Monday, February 8, 2016
Camosy on voting, prudence, and Sanders
Here is a piece by moral theologian Prof. Charles Camosy (Fordham) - author of (among other things) Beyond the Abortion Wars (which I blurbed) -- called "Yes, Catholics May Vote for Bernie Sanders." Charlie reminds readers that Catholics indeed may vote for political candidates, notwithstanding those candidates' unsound views in support of serious moral wrongs, in some cases. And, I think he's right: A conscientious Catholic "may" vote for Sen. Sanders, notwithstanding the Senator's deeply misguided views on (inter alia) abortion.
I believe there are more than a few things to like and respect about Sen. Sanders (and more than a few things -- e.g., his past sympathies for the Soviet Union -- that are highly objectionable). I would hope that not just Catholics, but thoughtful people generally, would see that many of Sen. Sanders's views and proposals are unsound and impractical, wholly and apart from their consonance or not with Catholic moral teaching. That said, as Rusty Reno and others have pointed out, Sen. Sanders (and Donald Trump, for that matter) are, notwithstanding their failures on other fronts, calling attention to the alienation many middle- and working-class Americans feel and to some of the often-overlooked costs of technological innovation, globalization, urbanization, and mobility. This alienation needs to be addressed.
In his post, Charlie asks us to assume a voter who honestly believes that (a) "Republican lawmakers rarely sacrifice other concerns in defense of prenatal children"; (b) "women are structurally pushed toward abortion"; and (c) "Catholics must favor the poor first." He thinks that such a person could have "proportionate reasons" for voting for Sen. Sanders.
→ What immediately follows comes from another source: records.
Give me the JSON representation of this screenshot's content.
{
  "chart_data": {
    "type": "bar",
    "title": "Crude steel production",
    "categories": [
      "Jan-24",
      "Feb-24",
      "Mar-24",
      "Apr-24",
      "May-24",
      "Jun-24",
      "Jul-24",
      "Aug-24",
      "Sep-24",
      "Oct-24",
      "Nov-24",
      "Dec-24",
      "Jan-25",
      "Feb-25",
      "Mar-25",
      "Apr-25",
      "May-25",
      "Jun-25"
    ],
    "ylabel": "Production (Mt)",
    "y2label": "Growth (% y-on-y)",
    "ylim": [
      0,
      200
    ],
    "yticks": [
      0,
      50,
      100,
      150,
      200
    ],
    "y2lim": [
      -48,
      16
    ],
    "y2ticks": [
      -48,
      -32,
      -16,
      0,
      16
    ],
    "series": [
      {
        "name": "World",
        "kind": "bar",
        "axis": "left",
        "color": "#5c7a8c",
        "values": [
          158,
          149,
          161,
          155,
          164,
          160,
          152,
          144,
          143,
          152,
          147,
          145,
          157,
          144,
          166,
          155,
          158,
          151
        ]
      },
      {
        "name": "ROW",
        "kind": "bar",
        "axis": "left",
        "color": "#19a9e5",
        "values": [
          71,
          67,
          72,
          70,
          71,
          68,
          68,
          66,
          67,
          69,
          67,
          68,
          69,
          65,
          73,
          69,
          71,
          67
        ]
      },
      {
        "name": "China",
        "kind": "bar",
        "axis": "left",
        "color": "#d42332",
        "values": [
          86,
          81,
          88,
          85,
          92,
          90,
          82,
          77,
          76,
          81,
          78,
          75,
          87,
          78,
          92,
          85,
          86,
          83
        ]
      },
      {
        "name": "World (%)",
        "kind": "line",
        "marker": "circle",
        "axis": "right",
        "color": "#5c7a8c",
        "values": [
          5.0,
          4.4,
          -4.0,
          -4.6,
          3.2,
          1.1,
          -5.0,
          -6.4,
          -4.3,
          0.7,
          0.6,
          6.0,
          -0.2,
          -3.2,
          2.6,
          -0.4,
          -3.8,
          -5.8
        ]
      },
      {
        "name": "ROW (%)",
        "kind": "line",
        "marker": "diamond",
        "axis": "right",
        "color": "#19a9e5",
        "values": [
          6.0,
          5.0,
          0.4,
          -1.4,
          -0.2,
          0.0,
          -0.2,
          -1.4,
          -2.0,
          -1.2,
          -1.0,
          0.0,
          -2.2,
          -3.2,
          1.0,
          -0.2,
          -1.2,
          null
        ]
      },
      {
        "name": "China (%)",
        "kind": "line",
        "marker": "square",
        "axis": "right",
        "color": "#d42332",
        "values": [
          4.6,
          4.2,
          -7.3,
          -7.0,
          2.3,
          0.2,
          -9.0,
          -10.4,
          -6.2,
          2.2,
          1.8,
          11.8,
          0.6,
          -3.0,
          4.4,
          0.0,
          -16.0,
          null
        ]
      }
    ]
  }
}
There is no denying that Republican politicians have often disappointed when it comes to abortion. That said, I believe that Charlie here (and he's not alone on this) is probably not weighing heavily enough (to be fair, though, he's simply constructing a hypothetical) the reality -- a reality that has to be confronted and cannot reasonably be disputed -- that (i) the Supreme Court's caselaw constrains what can be done on the pro-life front; (ii) within those constraints, non-trivial progress has been made in terms of reasonable regulations of abortion; and (iii) this progress is due nearly-entirely to the efforts of Republican politicians (and the permission of GOP-appointed judges and justices). The argument that "the GOP talks about abortion but never actually does anything" does not square with facts (even if many of us wish more had been accomplished and are frustrated by those occasions when "other concerns" have unnecessarily trumped).
I want to put that matter aside, though, and not "fight the hypo." I'm wondering: more generally, with respect to the "proportionate reason" inquiry: Can "Candidate A supports Good Policy X (for example, "comprehensive immigration reform") be a "proportionate reason" for supporting Candidate A, notwithstanding Candidate A's support for Immoral Policy Y, if (i) Candidate A's election will almost certainly not result in the enacting of Policy X and (ii) Candidate A's election will almost certainly result in the enactment of Policy Y? Given what I take to be the givens in current American politics, the more ambitious social-welfare policies that Sen. Sanders and Charlie's hypothetical voter support are not particularly likely to emerge from a Republican Congress (or, for that matter, an American Congress). If (as I imagine) the arguments about social-welfare and economic policy are likely to stay "between the 40 yard lines" in American politics, but arguments about (say) school choice, religious freedom, and the equal dignity of unborn and elderly persons could turn out dramatically differently, depending on who is in the White House, staffing the administrative state, and picking judges . . . then it seems to me that any prudential judgments about "proportionate reasons" would need to take these likelihoods into account.